- Born: Bjørn Morisse 7 February 1944 Oslo, Norway
- Died: 27 July 2006 (aged 62) Kristiansand
- Occupations: musician, illustrator and comics creator
- Known for: Creator (principal composer and guitar player) of the Band THE YOUNG NORWEGIANS
- Children: Andre von Morisse born on 23 April 1966
- Parent(s): Reidar and Henny Morisse (born Wiffthøft
- Relatives: Ex-Wife Aud Berggren - mother of his only son Andre. Brothers Tor Morisse and Stein Morisse

= Bjørn Morisse =

Norwegian musician, illustrator and comics creator

Bjørn Morisse (7 February 1944 - 27 July 2006) was a Norwegian musician, illustrator and comics creator.

==Personal life==
Morisse was born in Oslo and was a brother of Tor Morisse.

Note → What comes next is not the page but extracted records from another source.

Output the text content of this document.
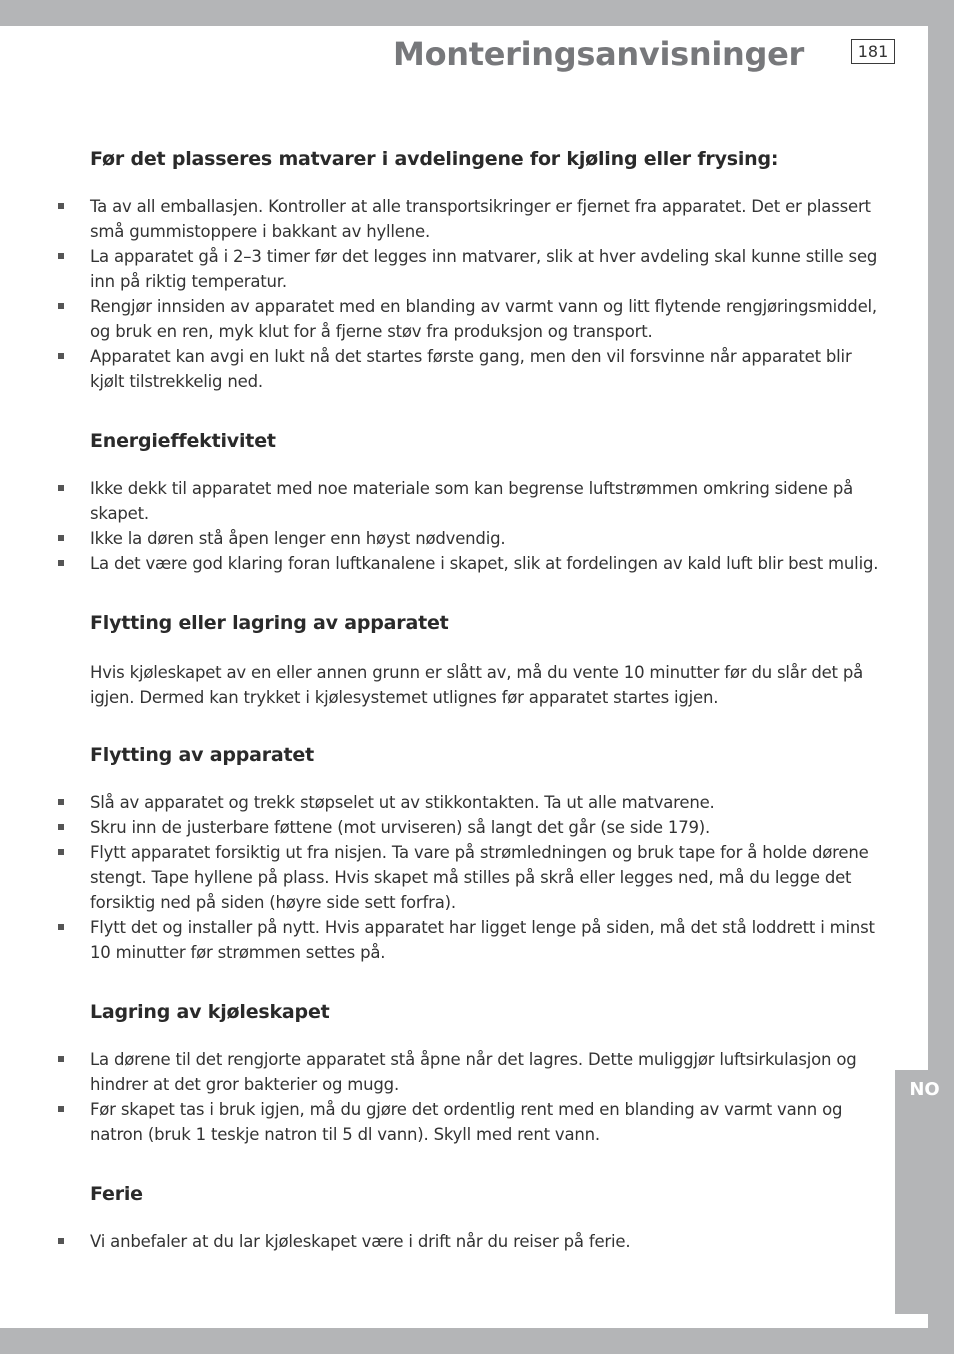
Monteringsanvisninger	181
Før det plasseres matvarer i avdelingene for kjøling eller frysing:
Ta av all emballasjen. Kontroller at alle transportsikringer er fjernet fra apparatet. Det er plassert små gummistoppere i bakkant av hyllene.
La apparatet gå i 2–3 timer før det legges inn matvarer, slik at hver avdeling skal kunne stille seg inn på riktig temperatur.
Rengjør innsiden av apparatet med en blanding av varmt vann og litt flytende rengjøringsmiddel, og bruk en ren, myk klut for å fjerne støv fra produksjon og transport.
Apparatet kan avgi en lukt nå det startes første gang, men den vil forsvinne når apparatet blir kjølt tilstrekkelig ned.
Energieffektivitet
Ikke dekk til apparatet med noe materiale som kan begrense luftstrømmen omkring sidene på skapet.
Ikke la døren stå åpen lenger enn høyst nødvendig.
La det være god klaring foran luftkanalene i skapet, slik at fordelingen av kald luft blir best mulig.
Flytting eller lagring av apparatet

Hvis kjøleskapet av en eller annen grunn er slått av, må du vente 10 minutter før du slår det på igjen. Dermed kan trykket i kjølesystemet utlignes før apparatet startes igjen.

Flytting av apparatet
Slå av apparatet og trekk støpselet ut av stikkontakten. Ta ut alle matvarene.
Skru inn de justerbare føttene (mot urviseren) så langt det går (se side 179).
Flytt apparatet forsiktig ut fra nisjen. Ta vare på strømledningen og bruk tape for å holde dørene stengt. Tape hyllene på plass. Hvis skapet må stilles på skrå eller legges ned, må du legge det forsiktig ned på siden (høyre side sett forfra).
Flytt det og installer på nytt. Hvis apparatet har ligget lenge på siden, må det stå loddrett i minst 10 minutter før strømmen settes på.
Lagring av kjøleskapet
La dørene til det rengjorte apparatet stå åpne når det lagres. Dette muliggjør luftsirkulasjon og hindrer at det gror bakterier og mugg.
Før skapet tas i bruk igjen, må du gjøre det ordentlig rent med en blanding av varmt vann og natron (bruk 1 teskje natron til 5 dl vann). Skyll med rent vann.
Ferie
Vi anbefaler at du lar kjøleskapet være i drift når du reiser på ferie.
NO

Having spent part of his childhood in the United States, he was educated as illustrator.
Bjorn was married to Aud Berggren - mother of his only son Andre born on 23 April 1966, he divorced Aud Berggren in 1972. He then married Penny Sugg (after their divorce she remarried and got Holtzem as surname) in 1974 until 1982. His son Andre lives and works in New York city.
Bjørn died in Kristiansand in July 2006.

==Career==
In 1966 Morisse formed the musical duo The Young Norwegians along with Bjørn Falk Nilsen. They performed at the Dolphin Club in Oslo, and made their television debut in 1966. In 1967 they issued their first album, Things On Our Mind.

His humorous comic strip Glåmrik was published in the newspaper Dagbladet from 1972 to 1975 and subsequently issued as a three-volume album series.